Chlamydia suis

Scientific classification
- Domain: Bacteria
- Kingdom: Pseudomonadati
- Phylum: Chlamydiota
- Class: Chlamydiia
- Order: Chlamydiales
- Family: Chlamydiaceae
- Genus: Chlamydia
- Species: C. suis
- Binomial name: Chlamydia suis Everett et al. 1999

= Chlamydia suis =

- Authority: Everett et al. 1999

Species of bacterium

Chlamydia suis is a member of the genus Chlamydia. C. suis has only been isolated from swine, in which it may be endemic. Glycogen has been detected in Chlamydia suis inclusions in infected swine tissues and in cell culture. C. suis is associated with conjunctivitis, enteritis and pneumonia in swine.

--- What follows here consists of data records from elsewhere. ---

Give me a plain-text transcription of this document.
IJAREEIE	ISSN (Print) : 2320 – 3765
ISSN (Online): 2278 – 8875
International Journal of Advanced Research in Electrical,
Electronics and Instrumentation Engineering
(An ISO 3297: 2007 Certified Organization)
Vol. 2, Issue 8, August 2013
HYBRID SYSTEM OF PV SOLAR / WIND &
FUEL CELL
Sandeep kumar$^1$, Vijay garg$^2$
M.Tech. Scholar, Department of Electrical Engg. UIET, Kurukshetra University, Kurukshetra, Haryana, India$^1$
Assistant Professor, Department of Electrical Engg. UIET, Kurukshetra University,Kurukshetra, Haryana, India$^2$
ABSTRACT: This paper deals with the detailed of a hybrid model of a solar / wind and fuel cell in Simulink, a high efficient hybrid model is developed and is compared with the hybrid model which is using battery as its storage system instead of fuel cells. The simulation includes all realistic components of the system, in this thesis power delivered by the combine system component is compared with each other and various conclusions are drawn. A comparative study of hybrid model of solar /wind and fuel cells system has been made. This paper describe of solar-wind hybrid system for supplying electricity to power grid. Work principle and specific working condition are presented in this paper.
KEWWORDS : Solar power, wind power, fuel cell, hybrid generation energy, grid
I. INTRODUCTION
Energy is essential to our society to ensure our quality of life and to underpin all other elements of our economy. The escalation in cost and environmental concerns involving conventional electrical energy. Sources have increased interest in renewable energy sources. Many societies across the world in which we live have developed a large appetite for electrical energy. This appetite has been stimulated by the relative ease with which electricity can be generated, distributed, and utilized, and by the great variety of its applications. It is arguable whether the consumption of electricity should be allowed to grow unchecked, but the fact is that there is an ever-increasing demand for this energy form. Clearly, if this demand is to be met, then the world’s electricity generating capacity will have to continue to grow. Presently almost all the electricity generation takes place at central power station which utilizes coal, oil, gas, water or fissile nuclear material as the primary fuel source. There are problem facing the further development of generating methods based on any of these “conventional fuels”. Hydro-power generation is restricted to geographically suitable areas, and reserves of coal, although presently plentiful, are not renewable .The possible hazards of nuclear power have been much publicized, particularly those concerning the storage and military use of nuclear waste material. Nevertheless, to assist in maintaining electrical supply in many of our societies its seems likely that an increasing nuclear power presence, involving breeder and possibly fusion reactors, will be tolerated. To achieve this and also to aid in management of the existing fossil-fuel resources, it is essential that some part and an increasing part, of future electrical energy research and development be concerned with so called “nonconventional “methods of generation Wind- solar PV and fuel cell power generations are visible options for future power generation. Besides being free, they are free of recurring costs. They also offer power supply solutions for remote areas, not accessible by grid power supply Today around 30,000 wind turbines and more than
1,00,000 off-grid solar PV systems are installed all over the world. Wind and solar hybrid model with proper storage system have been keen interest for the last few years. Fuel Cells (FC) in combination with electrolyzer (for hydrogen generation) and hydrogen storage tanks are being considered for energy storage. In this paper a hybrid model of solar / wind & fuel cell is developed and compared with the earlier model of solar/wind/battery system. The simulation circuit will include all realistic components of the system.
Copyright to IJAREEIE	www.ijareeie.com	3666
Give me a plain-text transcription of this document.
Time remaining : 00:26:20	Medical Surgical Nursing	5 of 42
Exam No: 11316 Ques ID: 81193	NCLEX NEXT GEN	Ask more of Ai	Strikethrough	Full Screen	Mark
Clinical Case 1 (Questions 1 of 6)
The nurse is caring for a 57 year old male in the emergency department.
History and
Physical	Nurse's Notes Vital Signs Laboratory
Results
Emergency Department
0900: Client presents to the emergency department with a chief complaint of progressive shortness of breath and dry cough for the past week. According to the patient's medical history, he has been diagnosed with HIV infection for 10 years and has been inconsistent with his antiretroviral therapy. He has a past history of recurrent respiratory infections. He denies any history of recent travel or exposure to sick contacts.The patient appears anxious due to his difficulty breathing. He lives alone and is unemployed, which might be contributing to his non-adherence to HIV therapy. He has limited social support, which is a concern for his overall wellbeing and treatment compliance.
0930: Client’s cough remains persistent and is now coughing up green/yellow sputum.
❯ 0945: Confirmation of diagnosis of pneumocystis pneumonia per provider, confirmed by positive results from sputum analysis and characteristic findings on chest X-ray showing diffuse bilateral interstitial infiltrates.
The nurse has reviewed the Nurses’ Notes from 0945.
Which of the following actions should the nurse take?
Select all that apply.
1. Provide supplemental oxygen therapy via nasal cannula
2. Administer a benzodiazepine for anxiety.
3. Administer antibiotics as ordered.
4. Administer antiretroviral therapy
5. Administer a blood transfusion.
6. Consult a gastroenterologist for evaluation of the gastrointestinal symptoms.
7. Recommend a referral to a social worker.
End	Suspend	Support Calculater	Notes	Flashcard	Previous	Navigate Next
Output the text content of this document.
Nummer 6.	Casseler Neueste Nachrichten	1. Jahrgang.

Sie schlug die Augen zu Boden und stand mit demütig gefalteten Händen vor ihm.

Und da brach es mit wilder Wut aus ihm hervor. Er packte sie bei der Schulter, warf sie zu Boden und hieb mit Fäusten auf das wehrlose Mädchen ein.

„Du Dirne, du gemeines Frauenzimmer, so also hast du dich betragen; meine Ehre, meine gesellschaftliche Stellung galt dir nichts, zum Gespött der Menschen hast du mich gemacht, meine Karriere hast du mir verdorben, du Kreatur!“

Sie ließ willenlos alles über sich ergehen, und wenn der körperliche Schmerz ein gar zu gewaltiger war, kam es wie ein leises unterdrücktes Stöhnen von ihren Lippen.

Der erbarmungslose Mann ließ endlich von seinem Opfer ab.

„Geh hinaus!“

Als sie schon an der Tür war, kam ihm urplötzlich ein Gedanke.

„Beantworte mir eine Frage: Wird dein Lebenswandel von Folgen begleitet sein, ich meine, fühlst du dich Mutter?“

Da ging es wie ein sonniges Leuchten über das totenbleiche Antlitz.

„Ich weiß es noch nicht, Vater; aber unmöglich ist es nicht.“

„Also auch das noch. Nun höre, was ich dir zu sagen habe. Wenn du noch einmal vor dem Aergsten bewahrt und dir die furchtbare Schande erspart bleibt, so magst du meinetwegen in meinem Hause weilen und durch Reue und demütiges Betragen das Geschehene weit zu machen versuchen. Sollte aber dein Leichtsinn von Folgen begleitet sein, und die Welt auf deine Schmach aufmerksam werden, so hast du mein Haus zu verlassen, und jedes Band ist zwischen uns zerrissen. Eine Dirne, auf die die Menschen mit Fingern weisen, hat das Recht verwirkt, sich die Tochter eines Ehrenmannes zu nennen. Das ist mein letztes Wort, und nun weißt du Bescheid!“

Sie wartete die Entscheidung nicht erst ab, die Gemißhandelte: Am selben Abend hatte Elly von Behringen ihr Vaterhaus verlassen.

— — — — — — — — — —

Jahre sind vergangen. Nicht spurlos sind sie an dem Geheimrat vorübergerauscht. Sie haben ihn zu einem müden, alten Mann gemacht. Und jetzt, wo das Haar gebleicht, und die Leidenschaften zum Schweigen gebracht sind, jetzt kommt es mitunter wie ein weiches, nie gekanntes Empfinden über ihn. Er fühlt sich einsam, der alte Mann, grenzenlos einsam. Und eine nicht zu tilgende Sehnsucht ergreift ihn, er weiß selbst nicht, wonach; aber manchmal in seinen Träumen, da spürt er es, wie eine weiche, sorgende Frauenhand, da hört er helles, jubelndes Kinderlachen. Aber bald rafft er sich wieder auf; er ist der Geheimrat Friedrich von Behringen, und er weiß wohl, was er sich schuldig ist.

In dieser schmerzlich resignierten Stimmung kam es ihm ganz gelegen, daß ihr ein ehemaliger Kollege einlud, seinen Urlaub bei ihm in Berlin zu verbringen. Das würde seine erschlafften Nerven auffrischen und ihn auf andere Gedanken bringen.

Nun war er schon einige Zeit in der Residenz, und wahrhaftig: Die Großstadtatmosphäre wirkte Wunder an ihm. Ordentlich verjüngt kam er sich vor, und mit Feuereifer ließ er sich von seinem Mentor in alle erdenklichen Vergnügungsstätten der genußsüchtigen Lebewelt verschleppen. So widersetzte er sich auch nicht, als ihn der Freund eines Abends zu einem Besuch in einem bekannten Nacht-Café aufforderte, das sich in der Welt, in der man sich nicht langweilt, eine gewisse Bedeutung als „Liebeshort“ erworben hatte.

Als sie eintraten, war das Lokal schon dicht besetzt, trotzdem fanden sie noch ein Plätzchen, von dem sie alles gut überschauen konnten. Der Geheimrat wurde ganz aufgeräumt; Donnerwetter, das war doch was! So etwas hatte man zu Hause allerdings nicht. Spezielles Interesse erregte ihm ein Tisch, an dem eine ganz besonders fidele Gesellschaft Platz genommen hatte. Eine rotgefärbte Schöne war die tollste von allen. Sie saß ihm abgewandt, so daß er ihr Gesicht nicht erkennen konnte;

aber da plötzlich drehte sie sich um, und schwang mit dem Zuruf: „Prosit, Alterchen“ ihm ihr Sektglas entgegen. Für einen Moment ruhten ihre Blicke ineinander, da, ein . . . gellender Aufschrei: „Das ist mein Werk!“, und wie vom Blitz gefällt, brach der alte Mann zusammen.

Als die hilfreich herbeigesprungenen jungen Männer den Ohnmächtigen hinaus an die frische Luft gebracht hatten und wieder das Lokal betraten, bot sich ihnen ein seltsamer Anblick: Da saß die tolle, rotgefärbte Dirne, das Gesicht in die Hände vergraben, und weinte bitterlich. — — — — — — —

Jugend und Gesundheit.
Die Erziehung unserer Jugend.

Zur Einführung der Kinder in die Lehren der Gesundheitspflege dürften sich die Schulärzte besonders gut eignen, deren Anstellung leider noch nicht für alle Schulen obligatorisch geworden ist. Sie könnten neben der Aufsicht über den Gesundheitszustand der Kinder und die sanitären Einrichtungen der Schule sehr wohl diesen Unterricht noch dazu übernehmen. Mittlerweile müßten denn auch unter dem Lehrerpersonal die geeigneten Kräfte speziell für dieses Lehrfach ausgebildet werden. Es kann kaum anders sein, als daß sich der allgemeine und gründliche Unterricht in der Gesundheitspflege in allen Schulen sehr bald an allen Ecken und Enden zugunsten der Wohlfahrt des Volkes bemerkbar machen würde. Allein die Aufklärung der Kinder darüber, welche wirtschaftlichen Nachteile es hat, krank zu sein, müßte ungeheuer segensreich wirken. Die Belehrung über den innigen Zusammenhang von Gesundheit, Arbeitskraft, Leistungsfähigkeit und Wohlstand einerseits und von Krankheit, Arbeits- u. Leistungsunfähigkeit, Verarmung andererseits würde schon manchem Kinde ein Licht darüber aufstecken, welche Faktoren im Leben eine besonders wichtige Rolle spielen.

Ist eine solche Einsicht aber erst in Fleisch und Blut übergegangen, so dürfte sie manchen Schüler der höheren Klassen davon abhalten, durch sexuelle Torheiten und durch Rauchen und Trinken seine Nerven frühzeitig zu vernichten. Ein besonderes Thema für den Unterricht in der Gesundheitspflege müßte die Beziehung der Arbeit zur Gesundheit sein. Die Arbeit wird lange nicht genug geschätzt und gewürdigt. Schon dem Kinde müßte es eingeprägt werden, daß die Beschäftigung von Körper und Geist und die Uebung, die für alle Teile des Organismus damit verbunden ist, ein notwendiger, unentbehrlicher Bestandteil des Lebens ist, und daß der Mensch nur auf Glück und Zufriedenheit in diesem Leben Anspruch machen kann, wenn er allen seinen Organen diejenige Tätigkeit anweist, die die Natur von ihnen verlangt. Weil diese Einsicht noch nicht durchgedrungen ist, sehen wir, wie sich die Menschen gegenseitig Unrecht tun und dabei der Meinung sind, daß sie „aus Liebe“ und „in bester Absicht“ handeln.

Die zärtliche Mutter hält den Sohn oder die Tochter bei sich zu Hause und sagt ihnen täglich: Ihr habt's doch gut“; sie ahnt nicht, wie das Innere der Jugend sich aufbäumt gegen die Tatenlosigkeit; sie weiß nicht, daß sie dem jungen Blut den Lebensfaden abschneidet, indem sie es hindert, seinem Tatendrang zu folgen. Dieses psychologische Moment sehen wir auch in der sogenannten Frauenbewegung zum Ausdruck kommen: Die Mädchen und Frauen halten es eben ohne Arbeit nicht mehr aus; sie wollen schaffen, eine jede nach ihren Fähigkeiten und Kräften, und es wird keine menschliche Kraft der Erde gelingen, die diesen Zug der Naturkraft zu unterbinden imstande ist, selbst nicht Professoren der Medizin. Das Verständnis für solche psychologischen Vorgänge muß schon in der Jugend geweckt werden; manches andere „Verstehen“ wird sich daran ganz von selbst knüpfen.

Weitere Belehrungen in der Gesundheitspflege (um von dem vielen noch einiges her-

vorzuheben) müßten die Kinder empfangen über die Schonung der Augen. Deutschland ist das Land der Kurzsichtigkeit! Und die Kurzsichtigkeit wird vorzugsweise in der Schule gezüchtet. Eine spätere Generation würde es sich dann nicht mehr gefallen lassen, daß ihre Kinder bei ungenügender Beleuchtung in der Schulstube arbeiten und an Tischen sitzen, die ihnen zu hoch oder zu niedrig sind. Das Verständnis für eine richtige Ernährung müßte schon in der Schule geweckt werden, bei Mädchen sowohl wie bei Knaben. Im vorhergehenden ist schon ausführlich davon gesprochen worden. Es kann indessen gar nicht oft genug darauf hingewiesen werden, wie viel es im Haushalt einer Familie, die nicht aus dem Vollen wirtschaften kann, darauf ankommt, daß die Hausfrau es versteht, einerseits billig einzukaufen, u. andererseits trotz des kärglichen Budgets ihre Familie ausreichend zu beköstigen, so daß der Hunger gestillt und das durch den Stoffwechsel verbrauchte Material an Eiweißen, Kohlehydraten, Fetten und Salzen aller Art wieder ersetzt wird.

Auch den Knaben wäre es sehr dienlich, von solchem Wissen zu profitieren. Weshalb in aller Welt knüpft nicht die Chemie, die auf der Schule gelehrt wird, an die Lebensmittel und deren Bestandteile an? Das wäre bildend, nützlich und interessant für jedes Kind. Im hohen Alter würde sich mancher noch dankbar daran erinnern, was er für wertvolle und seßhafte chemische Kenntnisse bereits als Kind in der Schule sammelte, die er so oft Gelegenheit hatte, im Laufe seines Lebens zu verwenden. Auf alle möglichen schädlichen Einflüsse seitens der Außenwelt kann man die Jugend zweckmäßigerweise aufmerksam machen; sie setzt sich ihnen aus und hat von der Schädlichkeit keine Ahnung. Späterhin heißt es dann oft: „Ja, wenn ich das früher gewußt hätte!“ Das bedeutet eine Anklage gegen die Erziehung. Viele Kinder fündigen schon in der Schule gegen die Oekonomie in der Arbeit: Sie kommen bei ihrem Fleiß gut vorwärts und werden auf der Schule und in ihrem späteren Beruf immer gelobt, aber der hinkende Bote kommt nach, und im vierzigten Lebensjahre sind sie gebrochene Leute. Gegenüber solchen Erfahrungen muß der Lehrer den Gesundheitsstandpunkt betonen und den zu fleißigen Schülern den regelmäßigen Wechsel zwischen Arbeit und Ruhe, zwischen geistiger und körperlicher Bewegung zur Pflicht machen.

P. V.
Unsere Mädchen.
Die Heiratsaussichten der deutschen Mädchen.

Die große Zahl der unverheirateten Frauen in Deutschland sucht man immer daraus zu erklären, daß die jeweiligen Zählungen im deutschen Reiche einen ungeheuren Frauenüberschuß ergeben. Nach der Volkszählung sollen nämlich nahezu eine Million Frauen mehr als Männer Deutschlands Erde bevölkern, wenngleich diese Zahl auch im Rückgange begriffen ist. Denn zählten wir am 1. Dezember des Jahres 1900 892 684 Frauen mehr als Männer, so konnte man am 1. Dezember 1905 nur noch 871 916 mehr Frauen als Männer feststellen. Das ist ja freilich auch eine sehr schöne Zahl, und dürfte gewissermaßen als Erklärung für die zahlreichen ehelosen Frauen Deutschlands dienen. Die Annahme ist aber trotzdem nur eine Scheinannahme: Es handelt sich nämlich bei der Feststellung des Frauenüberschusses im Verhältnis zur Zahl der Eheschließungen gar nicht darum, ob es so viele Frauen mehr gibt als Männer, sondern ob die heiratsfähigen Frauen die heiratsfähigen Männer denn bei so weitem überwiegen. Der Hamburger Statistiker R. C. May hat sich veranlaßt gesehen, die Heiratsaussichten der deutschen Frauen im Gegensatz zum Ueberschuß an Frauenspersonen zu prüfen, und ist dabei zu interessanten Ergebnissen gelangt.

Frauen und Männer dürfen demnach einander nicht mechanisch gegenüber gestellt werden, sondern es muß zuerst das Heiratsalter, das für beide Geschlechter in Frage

Some strains have enhanced resistance to sulfadiazine and tetracycline. Several strains of C. suis are known to have an extrachromosomal plasmid, pCS. C. suis strains are somewhat more diverse than are other chlamydial species. The deduced ompA gene products of various Chlamydia suis strains contain vs4 epitopes TLNPTIAG(A.K.T)G(D.K.N.T), TWNPTIAGAGS or TLNPTISGKGQ. These epitopes are identical or nearly identical to the Chlamydia MOMP core epitopes NPTI, TLNPTI, LNPTIA or LNPTI, which are recognized by Chlamydia trachomatis vs4 mAbs. They are also identical or nearly identical to TIAGAGD and IAGAG epitopes, which are recognized by C. trachomatis B-serogroup mAbs.